How a single engine dispute can vaporize a $7–8 billion order.
On February 13, 2026, United Airlines disclosed in its annual SEC filing that it has effectively removed the Airbus A350-900 from its fleet plans.1
These forty-five aircraft, first ordered in 2009, converted from A350-900 to A350-1000 in 2013, converted back to A350-900 in 2017, deferred from 2022 to 2027, and then pushed past 2027, are now shown with no expected delivery date at all.1
The trigger was a legal dispute with Rolls-Royce. United paid the engine maker $175 million in 2017 under a commitment agreement signed in 2010. In December 2025, United alleged Rolls-Royce breached the agreement and demanded repayment with contractual escalation. Rolls-Royce refused, terminated the agreements, and countered that United was in breach.1
The A350 is powered exclusively by the Rolls-Royce Trent XWB, for which there is no alternative engine.2
United’s SEC filing now shows 45 A350s as contractual commitments sitting “after 2027,” but with zero planned deliveries in any year.2 The order has not been formally cancelled, yet a major US carrier has disclosed to the SEC that it plans no deliveries at all under current arrangements.
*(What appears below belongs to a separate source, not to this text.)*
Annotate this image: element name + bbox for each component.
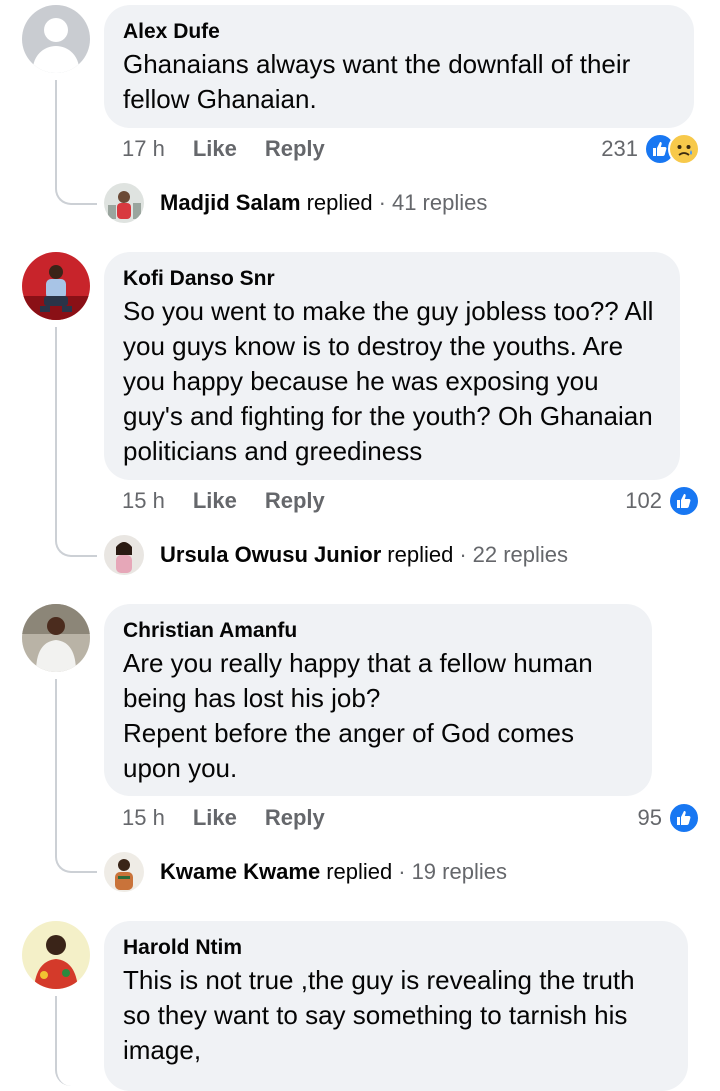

At the net prices airlines typically pay, which industry estimates place at 50 to 55 percent below widebody list prices, the order is worth an estimated $7 to $8 billion.
For Airbus, the timing is acute. The A350 programme delivered 57 aircraft in FY2025, an average of 4.75 per month against a long-term target of twelve, while contending with five airworthiness directives in eight months.3 The path to rate 12 depends on spreading fixed costs across a growing number of airframes. Forty-five fewer aircraft in the delivery pipeline compresses the timeline over which the programme can amortise those costs, at a moment when the A350 is one of three loss-making ramps diluting group margins.
The A350 has 1,529 firm orders from 66 customers.4 Losing 45 threatens the ramp rather than the backlog: the sequence and timing of deliveries that determines when per-unit costs begin to fall depends, at a production rate still struggling to reach six per month, on every slot, in a programme whose sole-source composite structures are manufactured in China by the competitor’s founding shareholder. Whether Airbus can reallocate these slots to other customers, and how quickly, is a separate question with its own lead times, particularly when other carriers are themselves trimming A350 commitments.5
The deeper problem is architectural. The A350 is a single-engine-source aircraft. When the sole engine maker enters a legal dispute with the sole major US customer, there is no workaround, because there is no alternative engine and no substitute supplier, and the commercial relationship between airline and engine OEM becomes a hard constraint on the airframer’s production economics. The engine duopoly constraining the A320neo illustrates the same structural fragility from a different angle.
Boeing learned this lesson from the other direction: the 737 MAX’s CFM LEAP-1B is also sole-sourced, and when the MAX was grounded, CFM had no alternative customer for those engines. Single-source architectures create fragility in both directions.
United’s 45 A350s sit in a category that has no clean accounting treatment: contractually committed, commercially dead, and industrially consequential. They have not been cancelled, because cancellation would trigger penalty negotiations, and they have not been deferred, because deferral implies a future date. They simply have no date at all.
In the language of the SEC filing: after 2027, with nothing planned.
Footnotes
1 AirInsight, “United’s A350 Order in Peril Amid Rolls-Royce Legal Battle,” February 13, 2026. United paid $175 million in 2017; December 2025 breach allegation; Rolls-Royce termination and counter-assertion; no planned deliveries in 2026, 2027, or after 2027.
2 Simple Flying, “United Airlines Removes Airbus A350 From Its Fleet Plans Amid Rolls-Royce Dispute,” February 13, 2026. 45 A350s still listed as firm commitments contractually “after 2027” but zero expected deliveries shown. A350 is exclusively Rolls-Royce Trent XWB-powered.
3 Airbus, “Airbus Reports Full-Year (FY) 2025 Results,” February 19, 2026. 793 deliveries (57 A350s); 2026 guidance: ~870 deliveries. A350 rate 12 target for 2028.
4 Wikipedia, “List of Airbus A350 Orders and Deliveries,” accessed February 2026. 1,529 firm orders from 66 customers.
5 Air France-KLM cut its A350F order by 25% in its FY2025 results (coverage).